How to build a better mask
Origami-inspired folds, soft silicone and a transparent design are among the features of the ten finalists of the Mask Innovation Challenge, run by the US Biomedical Advanced Research and Development Authority (BARDA). Despite masks becoming less ubiquitous in some places, there is a big appetite for innovation in the “rather underfunded and a little stagnant” mask-development landscape, says Kumiko Lippold, a BARDA pharmacologist and toxicologist who organized the challenge. And pollution, rather than pathogens, is the primary target of many of the mask developers.

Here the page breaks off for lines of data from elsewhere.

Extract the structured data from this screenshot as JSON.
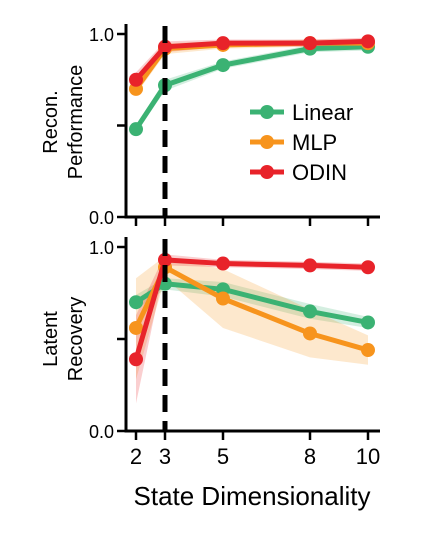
{
  "chart_data": [
    {
      "type": "line",
      "ylabel_lines": [
        "Recon.",
        "Performance"
      ],
      "ylim": [
        0,
        1
      ],
      "yticks": [
        {
          "value": 0,
          "label": "0.0"
        },
        {
          "value": 0.5,
          "label": ""
        },
        {
          "value": 1,
          "label": "1.0"
        }
      ],
      "x": [
        2,
        3,
        5,
        8,
        10
      ],
      "xlim": [
        2,
        10
      ],
      "reference_x": 3,
      "grid": false,
      "legend_placement": "right",
      "series": [
        {
          "name": "Linear",
          "color": "#3bb273",
          "values": [
            0.48,
            0.72,
            0.83,
            0.92,
            0.93
          ],
          "band": [
            0.02,
            0.03,
            0.02,
            0.02,
            0.02
          ]
        },
        {
          "name": "MLP",
          "color": "#f7941d",
          "values": [
            0.7,
            0.92,
            0.94,
            0.95,
            0.95
          ],
          "band": [
            0.03,
            0.03,
            0.02,
            0.02,
            0.02
          ]
        },
        {
          "name": "ODIN",
          "color": "#e8232a",
          "values": [
            0.75,
            0.93,
            0.95,
            0.95,
            0.96
          ],
          "band": [
            0.04,
            0.03,
            0.02,
            0.02,
            0.02
          ]
        }
      ]
    },
    {
      "type": "line",
      "ylabel_lines": [
        "Latent",
        "Recovery"
      ],
      "ylim": [
        0,
        1
      ],
      "yticks": [
        {
          "value": 0,
          "label": "0.0"
        },
        {
          "value": 0.5,
          "label": ""
        },
        {
          "value": 1,
          "label": "1.0"
        }
      ],
      "x": [
        2,
        3,
        5,
        8,
        10
      ],
      "xlim": [
        2,
        10
      ],
      "xticks": [
        2,
        3,
        5,
        8,
        10
      ],
      "xlabel": "State Dimensionality",
      "reference_x": 3,
      "grid": false,
      "series": [
        {
          "name": "Linear",
          "color": "#3bb273",
          "values": [
            0.7,
            0.8,
            0.77,
            0.65,
            0.59
          ],
          "lower": [
            0.66,
            0.77,
            0.73,
            0.61,
            0.56
          ],
          "upper": [
            0.74,
            0.83,
            0.81,
            0.69,
            0.62
          ]
        },
        {
          "name": "MLP",
          "color": "#f7941d",
          "values": [
            0.56,
            0.89,
            0.72,
            0.53,
            0.44
          ],
          "lower": [
            0.28,
            0.83,
            0.56,
            0.4,
            0.36
          ],
          "upper": [
            0.83,
            0.95,
            0.88,
            0.66,
            0.52
          ]
        },
        {
          "name": "ODIN",
          "color": "#e8232a",
          "values": [
            0.39,
            0.93,
            0.91,
            0.9,
            0.89
          ],
          "lower": [
            0.15,
            0.9,
            0.89,
            0.88,
            0.87
          ],
          "upper": [
            0.63,
            0.96,
            0.93,
            0.92,
            0.91
          ]
        }
      ]
    }
  ]
}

Liverpool’s lost synchrocyclotron
In 1951, Liverpool, UK, was still marked by bomb damage from the Second World War. Nevertheless, led by Nobel-prizewinning physicist James Chadwick, the city’s university managed to construct a world-leading synchrocyclotron. Built into the Earth underneath the crypt of the city’s partially built cathedral, it was the first of its type that allowed the beam of accelerated particles to be directed at an outside target. By 1968, it was supplanted by machines at CERN in Geneva, and no trace of it remains.